Е.И.: Мы почти подошли к "Андрею Рублеву"…

А.Т.: Ну, да, он все-таки человек религиозный был, он монах… То есть все свойства романтизма, о которых вы говорили, мне понятны и близки, но мне не совсем кажется, что это именно свойство романтизма.

Е.И.: Но герои ваших фильмов похожи на героев романтических поэм: они всегда в пути, всегда в дороге, этот путь – как инициация.

А.Т.: В таком случае, вы же не будете утверждать, что Достоевский – это романтик? Он не романтик по мировоззрению, но, вместе с тем, его герои всегда в пути, это истории человека в поисках, идущего с целью, как Диоген с фонарем шел. Раскольников – то же самое вне всякого сомнения, Алеша Карамазов – конечно, да, это "всегда в пути", но это не совсем признак романтизма, это не самое главное в романтизме.

Е.И.: Возможно, мы смешиваем некоторые понятия, но в целом в Польше романтизм очень ценится.

А.Т.: Самое страшное, что сейчас происходит в культуре, в теоретических исследованиях культуры, искусства, литературы, поэзии, – то, что не существует общих понятий, нет даже правильно выработанной терминологии. Это ужасно. И когда вы в своей книге используете слово "романтизм", – вы понимаете одно, а я совершенно другое. И это беда. Поэтому прежде чем высказывать какие-то концепции, совершенно точно надо сказать хотя бы, что ты имеешь в виду под этим, и тогда тебя поймут.

Е.И.: Когда мы говорили о ваших героях, мы называли их странниками, пилигримами. Имеет ли ваш герой шанс прорваться через коллизии событий, спасти самые главные для него ценности? Время у вас неумолимо, оно все превращает в руины, время и события ранят и убивают героев и все, что является материальным. Верите ли вы в непоколебимость таких ценностей, как верность, чувство достоинства, сакральное сообщество? У вас очень активна символика – огонь, вода. Герой "Сталкера" в решающий момент поворачивает назад перед свершением, для героев "Ностальгии" свершение окупается ценой жизни.

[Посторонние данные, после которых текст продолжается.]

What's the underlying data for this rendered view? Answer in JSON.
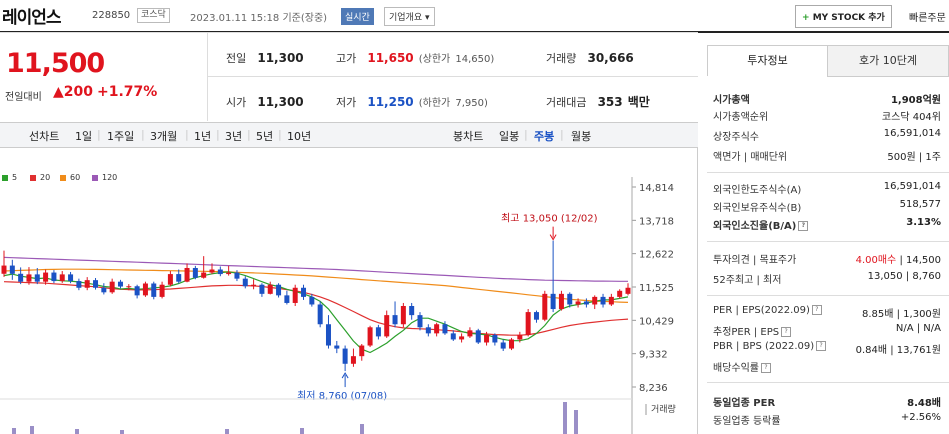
{
  "header": {
    "stock_name": "레이언스",
    "stock_code": "228850",
    "market_tag": "코스닥",
    "datetime": "2023.01.11 15:18",
    "basis": "기준(장중)",
    "realtime_label": "실시간",
    "overview_label": "기업개요",
    "overview_icon": "chevron-down-icon",
    "mystock_label": "MY STOCK 추가",
    "quick_label": "빠른주문"
  },
  "price": {
    "current": "11,500",
    "change_label": "전일대비",
    "change_value": "200",
    "change_direction": "up",
    "change_pct": "+1.77%"
  },
  "quote": {
    "prev_close_label": "전일",
    "prev_close": "11,300",
    "high_label": "고가",
    "high": "11,650",
    "upper_limit_label": "(상한가",
    "upper_limit": "14,650)",
    "volume_label": "거래량",
    "volume": "30,666",
    "open_label": "시가",
    "open": "11,300",
    "low_label": "저가",
    "low": "11,250",
    "lower_limit_label": "(하한가",
    "lower_limit": "7,950)",
    "amount_label": "거래대금",
    "amount": "353",
    "amount_unit": "백만"
  },
  "chart_tabs": {
    "line_label": "선차트",
    "line_periods": [
      "1일",
      "1주일",
      "3개월",
      "1년",
      "3년",
      "5년",
      "10년"
    ],
    "candle_label": "봉차트",
    "candle_periods": [
      "일봉",
      "주봉",
      "월봉"
    ],
    "active_candle": "주봉"
  },
  "chart_legend": [
    {
      "label": "5",
      "color": "#2ca02c"
    },
    {
      "label": "20",
      "color": "#e03030"
    },
    {
      "label": "60",
      "color": "#f08c1a"
    },
    {
      "label": "120",
      "color": "#9b59b6"
    }
  ],
  "chart_data": {
    "type": "candlestick",
    "yticks": [
      "14,814",
      "13,718",
      "12,622",
      "11,525",
      "10,429",
      "9,332",
      "8,236"
    ],
    "ylim": [
      8236,
      14814
    ],
    "high_annotation": "최고 13,050 (12/02)",
    "low_annotation": "최저 8,760 (07/08)",
    "volume_label": "거래량",
    "candles": [
      [
        11960,
        12230,
        12720,
        11860
      ],
      [
        12230,
        11960,
        12420,
        11760
      ],
      [
        11960,
        11700,
        12170,
        11620
      ],
      [
        11700,
        11940,
        12180,
        11600
      ],
      [
        11940,
        11700,
        12150,
        11620
      ],
      [
        11700,
        12000,
        12100,
        11600
      ],
      [
        12000,
        11720,
        12080,
        11650
      ],
      [
        11720,
        11940,
        12050,
        11660
      ],
      [
        11940,
        11720,
        12020,
        11650
      ],
      [
        11720,
        11500,
        11800,
        11420
      ],
      [
        11500,
        11750,
        11850,
        11420
      ],
      [
        11750,
        11500,
        11820,
        11440
      ],
      [
        11500,
        11350,
        11650,
        11280
      ],
      [
        11350,
        11700,
        11800,
        11300
      ],
      [
        11700,
        11540,
        11760,
        11480
      ],
      [
        11540,
        11550,
        11620,
        11420
      ],
      [
        11550,
        11250,
        11600,
        11150
      ],
      [
        11250,
        11640,
        11700,
        11200
      ],
      [
        11640,
        11200,
        11700,
        11120
      ],
      [
        11200,
        11600,
        11700,
        11150
      ],
      [
        11600,
        11950,
        12050,
        11550
      ],
      [
        11950,
        11700,
        12100,
        11640
      ],
      [
        11700,
        12150,
        12300,
        11680
      ],
      [
        12150,
        11830,
        12220,
        11780
      ],
      [
        11830,
        12000,
        12540,
        11800
      ],
      [
        12000,
        12100,
        12300,
        11950
      ],
      [
        12100,
        11950,
        12200,
        11880
      ],
      [
        11950,
        12000,
        12220,
        11900
      ],
      [
        12000,
        11800,
        12080,
        11720
      ],
      [
        11800,
        11550,
        11880,
        11480
      ],
      [
        11550,
        11600,
        11780,
        11450
      ],
      [
        11600,
        11300,
        11650,
        11200
      ],
      [
        11300,
        11600,
        11700,
        11280
      ],
      [
        11600,
        11250,
        11650,
        11180
      ],
      [
        11250,
        11000,
        11400,
        10950
      ],
      [
        11000,
        11500,
        11600,
        10900
      ],
      [
        11500,
        11200,
        11600,
        11100
      ],
      [
        11200,
        10950,
        11300,
        10880
      ],
      [
        10950,
        10300,
        11050,
        10200
      ],
      [
        10300,
        9600,
        10600,
        9500
      ],
      [
        9600,
        9500,
        9750,
        9350
      ],
      [
        9500,
        9000,
        9600,
        8760
      ],
      [
        9000,
        9250,
        9500,
        8900
      ],
      [
        9250,
        9600,
        9650,
        9100
      ],
      [
        9600,
        10200,
        10250,
        9550
      ],
      [
        10200,
        9900,
        10280,
        9800
      ],
      [
        9900,
        10600,
        10750,
        9850
      ],
      [
        10600,
        10300,
        11050,
        10200
      ],
      [
        10300,
        10900,
        11000,
        10200
      ],
      [
        10900,
        10600,
        11000,
        10450
      ],
      [
        10600,
        10200,
        10700,
        10100
      ],
      [
        10200,
        10000,
        10300,
        9900
      ],
      [
        10000,
        10300,
        10350,
        9900
      ],
      [
        10300,
        10000,
        10400,
        9950
      ],
      [
        10000,
        9800,
        10100,
        9750
      ],
      [
        9800,
        9900,
        10000,
        9700
      ],
      [
        9900,
        10100,
        10200,
        9850
      ],
      [
        10100,
        9700,
        10150,
        9650
      ],
      [
        9700,
        9950,
        10050,
        9600
      ],
      [
        9950,
        9700,
        10000,
        9600
      ],
      [
        9700,
        9500,
        9800,
        9420
      ],
      [
        9500,
        9800,
        9850,
        9450
      ],
      [
        9800,
        9950,
        10050,
        9700
      ],
      [
        9950,
        10700,
        10800,
        9900
      ],
      [
        10700,
        10450,
        10750,
        10350
      ],
      [
        10450,
        11300,
        11400,
        10400
      ],
      [
        11300,
        10800,
        13050,
        10700
      ],
      [
        10800,
        11300,
        11400,
        10750
      ],
      [
        11300,
        10950,
        11350,
        10850
      ],
      [
        10950,
        11050,
        11150,
        10850
      ],
      [
        11050,
        10950,
        11150,
        10850
      ],
      [
        10950,
        11200,
        11250,
        10800
      ],
      [
        11200,
        10950,
        11300,
        10850
      ],
      [
        10950,
        11200,
        11300,
        10900
      ],
      [
        11200,
        11400,
        11450,
        11150
      ],
      [
        11300,
        11500,
        11650,
        11250
      ]
    ],
    "ma5": [
      11900,
      11950,
      11880,
      11840,
      11800,
      11820,
      11760,
      11730,
      11720,
      11690,
      11650,
      11600,
      11540,
      11520,
      11460,
      11480,
      11450,
      11470,
      11500,
      11520,
      11560,
      11640,
      11750,
      11830,
      11900,
      11960,
      12000,
      12020,
      11980,
      11900,
      11800,
      11700,
      11600,
      11540,
      11450,
      11380,
      11300,
      11200,
      11050,
      10800,
      10450,
      10100,
      9750,
      9480,
      9370,
      9520,
      9680,
      9900,
      10100,
      10350,
      10500,
      10500,
      10400,
      10300,
      10180,
      10060,
      10000,
      9980,
      9950,
      9870,
      9800,
      9760,
      9760,
      9820,
      10000,
      10260,
      10600,
      10800,
      10900,
      10950,
      11000,
      11050,
      11100,
      11100,
      11150,
      11200
    ],
    "ma20": [
      11700,
      11690,
      11680,
      11670,
      11660,
      11650,
      11630,
      11610,
      11590,
      11570,
      11550,
      11530,
      11500,
      11470,
      11450,
      11440,
      11430,
      11430,
      11440,
      11450,
      11460,
      11480,
      11500,
      11520,
      11540,
      11560,
      11570,
      11580,
      11580,
      11570,
      11560,
      11540,
      11510,
      11480,
      11440,
      11400,
      11350,
      11280,
      11200,
      11100,
      10980,
      10850,
      10720,
      10580,
      10450,
      10350,
      10280,
      10220,
      10180,
      10160,
      10150,
      10140,
      10120,
      10100,
      10080,
      10050,
      10020,
      10000,
      9980,
      9960,
      9950,
      9940,
      9940,
      9960,
      10000,
      10060,
      10130,
      10200,
      10260,
      10300,
      10340,
      10370,
      10400,
      10430,
      10450,
      10470
    ],
    "ma60": [
      12050,
      12060,
      12070,
      12080,
      12090,
      12100,
      12105,
      12110,
      12110,
      12110,
      12108,
      12105,
      12100,
      12095,
      12090,
      12085,
      12080,
      12075,
      12070,
      12065,
      12060,
      12055,
      12050,
      12045,
      12040,
      12035,
      12030,
      12020,
      12010,
      12000,
      11990,
      11980,
      11965,
      11950,
      11935,
      11920,
      11905,
      11890,
      11870,
      11850,
      11830,
      11810,
      11790,
      11770,
      11750,
      11730,
      11710,
      11690,
      11670,
      11650,
      11630,
      11610,
      11590,
      11570,
      11540,
      11510,
      11480,
      11450,
      11420,
      11390,
      11360,
      11330,
      11300,
      11270,
      11240,
      11210,
      11180,
      11150,
      11120,
      11100,
      11080,
      11060,
      11050,
      11040,
      11030,
      11020
    ],
    "ma120": [
      12500,
      12490,
      12480,
      12470,
      12460,
      12450,
      12440,
      12430,
      12420,
      12410,
      12400,
      12390,
      12380,
      12370,
      12360,
      12350,
      12340,
      12330,
      12320,
      12310,
      12300,
      12290,
      12280,
      12270,
      12260,
      12250,
      12240,
      12230,
      12220,
      12210,
      12200,
      12190,
      12180,
      12170,
      12160,
      12150,
      12140,
      12130,
      12120,
      12110,
      12100,
      12085,
      12070,
      12055,
      12040,
      12025,
      12010,
      11995,
      11980,
      11965,
      11950,
      11935,
      11920,
      11905,
      11890,
      11875,
      11860,
      11845,
      11830,
      11815,
      11800,
      11790,
      11780,
      11770,
      11760,
      11750,
      11745,
      11740,
      11735,
      11730,
      11725,
      11720,
      11718,
      11716,
      11714,
      11712
    ]
  },
  "panel": {
    "tab_invest": "투자정보",
    "tab_orderbook": "호가 10단계",
    "rows": [
      {
        "k": "시가총액",
        "v": "1,908억원",
        "bold": true
      },
      {
        "k": "시가총액순위",
        "v": "코스닥 404위"
      },
      {
        "k": "상장주식수",
        "v": "16,591,014"
      },
      {
        "k": "액면가 | 매매단위",
        "v": "500원 | 1주"
      },
      {
        "k": "외국인한도주식수(A)",
        "v": "16,591,014"
      },
      {
        "k": "외국인보유주식수(B)",
        "v": "518,577"
      },
      {
        "k": "외국인소진율(B/A)",
        "v": "3.13%",
        "bold": true
      },
      {
        "k": "투자의견 | 목표주가",
        "v_red": "4.00매수",
        "v": "| 14,500"
      },
      {
        "k": "52주최고 | 최저",
        "v": "13,050 | 8,760"
      },
      {
        "k": "PER | EPS(2022.09)",
        "v": "8.85배 | 1,300원"
      },
      {
        "k": "추정PER | EPS",
        "v": "N/A | N/A"
      },
      {
        "k": "PBR | BPS (2022.09)",
        "v": "0.84배 | 13,761원"
      },
      {
        "k": "배당수익률",
        "v": ""
      },
      {
        "k": "동일업종 PER",
        "v": "8.48배",
        "bold": true
      },
      {
        "k": "동일업종 등락률",
        "v": "+2.56%",
        "red": true
      }
    ]
  }
}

А.Т.: Да, но… это не совсем вопрос, а какое-то огромное количество всяких проблем, которые вы назвали. Очень тяжело сформулировать ответ, потому что широко поставлен вопрос. Вы, с одной стороны, говорите о неумолимости времени, о том, что оно уничтожает героев и все материальное. Материальное все разрушается, но герой – это же не совсем материя, это дух прежде всего, а поскольку дух неразрушим, то мне всегда кажется, что для меня важно увидеть реальность, которая разрушается вопреки духу, который не разрушается. В "Рублеве", скажем, вы этого не найдете еще, хотя там есть момент разрушения, конечно, но там это скорее момент разрушения в каком-то моральном смысле, чем противопоставление духовного и физического, тогда как в "Сталкере" уже… или даже в "Зеркале" вспомните дом, который отсутствует, и чувства или дух, который остается навсегда. (Мать, когда уходит, остается все той же; мне важно было доказать, что она бессмертна – эта фигура, душа матери.) А остальное разрушается, и это, действительно, грустно, как бывает грустно глядеть душе на собственное тело, которое она покидает; в этом есть какая-то ностальгическая тоска, астральная.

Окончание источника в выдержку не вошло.